Hopefully the big falls on our market may ease today after wall Street came back from a 184 point loss to close up 5.7 points.
That was after the Australian share market had entered correction territory after shedding 3.1% of its value yesterday.
That erased last week’s 2.9% gain after the big jump a week ago yesterday.
That took the loss since the most recent closing high on April 15 of 5,024 points on the All Ords, to 523 points, or 10.4% at yesterday’s close of 4500.
The loss on the ASX 200 is slightly more, 558 points, or around 11.1%.
A correction is a fall of 10% or more from the market’s most recent closing high.
The unrest in Thailand, unease about Europe and the euro and no doubt China, the resource rent tax and anything else that worried investors yesterday could be blamed for the very sharp fall that brought back memories of the gloomy days in late 2008.
The euro fell under $US1.23 in Asian and early European trading where it touched the lowest it has been since April 2006, a four year low.
The Australian dollar dropped well under 88 USc and was down around a cent at 87.50 USc last night.
OIl and copper fell overnight (oil dropped under $US70 a barrel briefly) and gold eased.

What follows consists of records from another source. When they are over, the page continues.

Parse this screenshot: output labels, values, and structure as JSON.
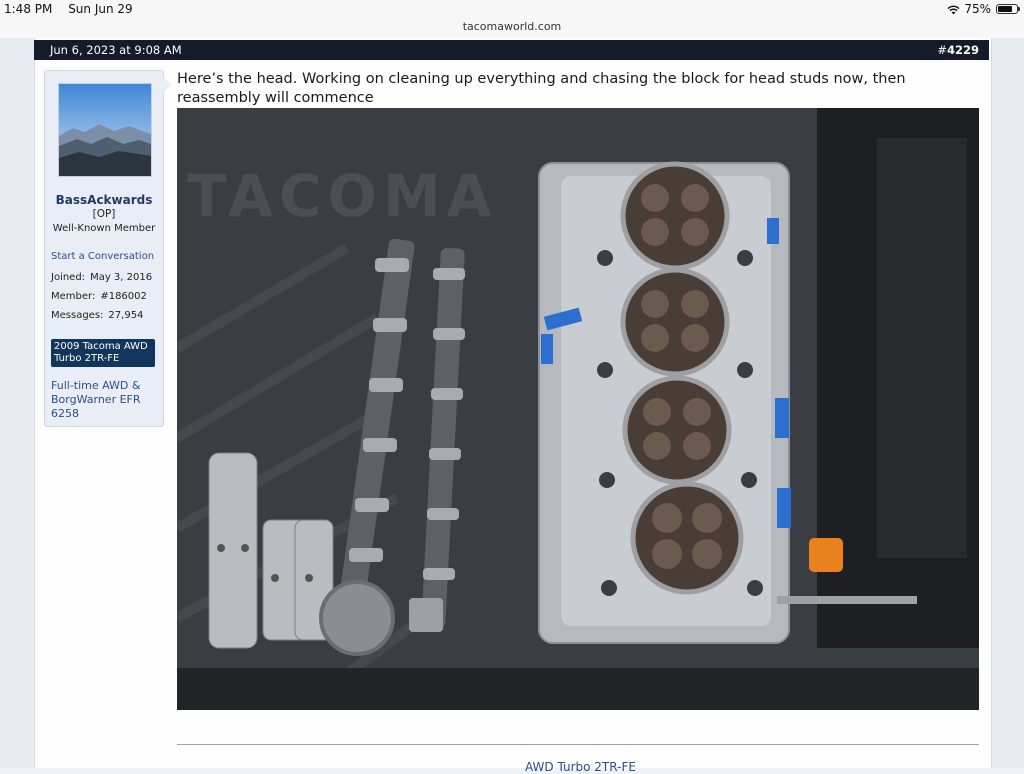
{
  "status_bar": {
    "time": "1:48 PM",
    "date": "Sun Jun 29",
    "battery": "75%",
    "battery_level": 0.75
  },
  "browser": {
    "url": "tacomaworld.com"
  },
  "post": {
    "timestamp": "Jun 6, 2023 at 9:08 AM",
    "number_prefix": "#",
    "number": "4229",
    "body": "Here’s the head. Working on cleaning up everything and chasing the block for head studs now, then reassembly will commence"
  },
  "user": {
    "name": "BassAckwards",
    "op_tag": "[OP]",
    "rank": "Well-Known Member",
    "start_conversation": "Start a Conversation",
    "stats": [
      {
        "label": "Joined:",
        "value": "May 3, 2016"
      },
      {
        "label": "Member:",
        "value": "#186002"
      },
      {
        "label": "Messages:",
        "value": "27,954"
      }
    ],
    "vehicle": "2009 Tacoma AWD Turbo 2TR-FE",
    "vehicle_desc": "Full-time AWD & BorgWarner EFR 6258"
  },
  "signature": {
    "link": "AWD Turbo 2TR-FE"
  },
  "icons": {
    "wifi": "wifi-icon",
    "battery": "battery-icon"
  },
  "colors": {
    "header_bg": "#141c2b",
    "link": "#2a4f8a",
    "badge_bg": "#12355e"
  }
}
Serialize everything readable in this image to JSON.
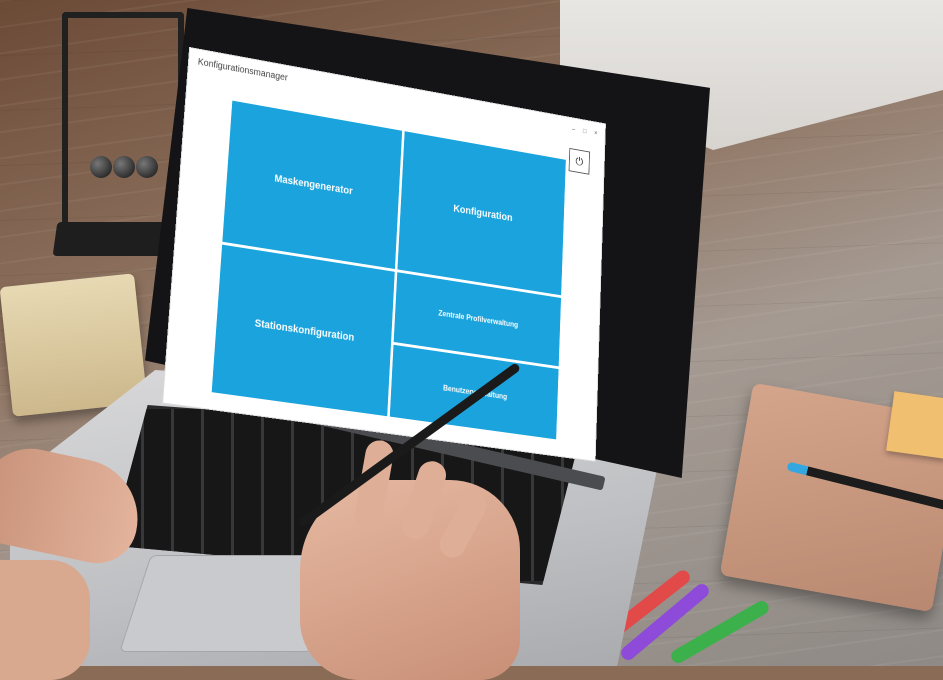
{
  "window": {
    "title": "Konfigurationsmanager",
    "controls": {
      "minimize": "–",
      "maximize": "□",
      "close": "×"
    }
  },
  "power_button": {
    "icon": "power-icon",
    "glyph": "⏻"
  },
  "tiles": [
    {
      "id": "maskengenerator",
      "label": "Maskengenerator"
    },
    {
      "id": "konfiguration",
      "label": "Konfiguration"
    },
    {
      "id": "stationskonfiguration",
      "label": "Stationskonfiguration"
    },
    {
      "id": "zentrale-profilverwaltung",
      "label": "Zentrale Profilverwaltung"
    },
    {
      "id": "benutzerverwaltung",
      "label": "Benutzerverwaltung"
    }
  ],
  "colors": {
    "tile": "#1aa3dc",
    "tile_text": "#ffffff",
    "window_bg": "#ffffff"
  }
}
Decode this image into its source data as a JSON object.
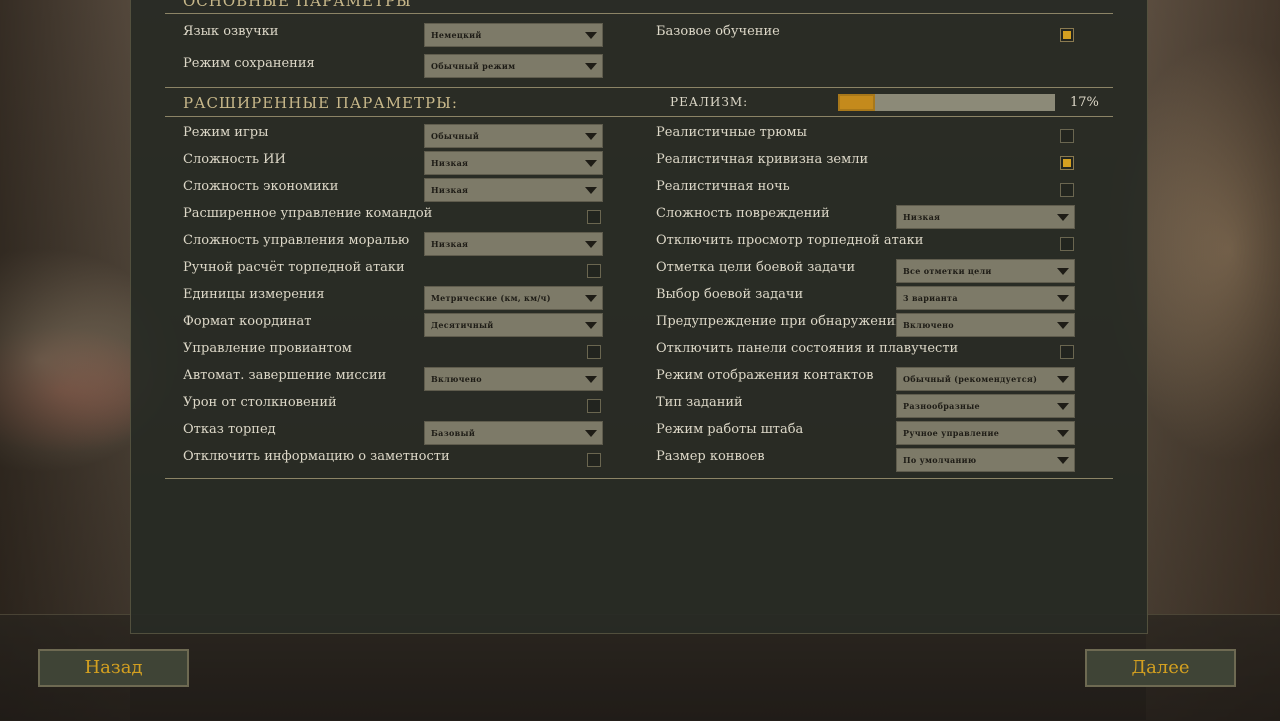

European markets attempted a bounce, but that eased and Wall Street was weaker, but staged a rally at the end of trading to finish weak, but not down heavily.
At the close in Sydney, the local market was down 3.1% or more while market in Asia fell more than 2%.
Tokyo fell heavily to touch a two month low, Seoul fell more than 2% as well.
The Nikkei 225 in Tokyo fell 2.2%, while Hong Kong’s Hang Seng index dropped 2.4%.
The Shanghai Composite slid 5.1%, extending its losses since January to 22% and closer to 25% since the peak last November.
That’s real bear territory.
European markets were down last night and US future trading had Wall Street off more than 1%.
The ASX200 index was down 143.9 points, or 3.1%, at 4467.2, the lowest close in more than eight months.
The broader All Ordinaries index slumped 142.3 points, or 3.1% as well to 4500.7.
More than $40 billion was wiped off the value of the market yesterday.
Of these, the worries about Europe were the more significant, along with the concerns about the new tax.
Markets in Asia concentrated on the fears about Europe; the Australian tax concerns are not that big an issue offshore.
So despite some good news for the Japanese economy on machinery orders and a slight easing in wholesale price deflation, Tokyo still had a bad day, shedding around 2% in value against our losses of around 3.1%.
Wall Street fell sharply last Friday, but had recovered a bit of ground towards the end.
The real concern was the way US bond yields fell as investors parked their money in US dollars for a modest return.
The 10 year bond yield traded around Friday’s 3.44% level overnight before ending slightly weaker at 3.47%.
In Thailand, at least 37 people are now confirmed dead since late last week and the toll since the current protests started in March is closing on 60. Hundreds more have been injured.
Toyota raised eyebrows yesterday by announcing that it was suspending production at one of its car plants near Bangkok and moving the production to its two other plants ion the country.
The Thai market lost 2.7% yesterday on growing fears the economy will be badly damaged by the unrest and killings.
The Australian Government has warned that anyone thinking of travelling to Thailand should reconsider their need to travel to the country because of the deterioration in security.
Two way trade for Australia and Thailand is around $18 billion a year, much of it motor vehicles from the likes of Toyota and Honda, plus tourism from Australia.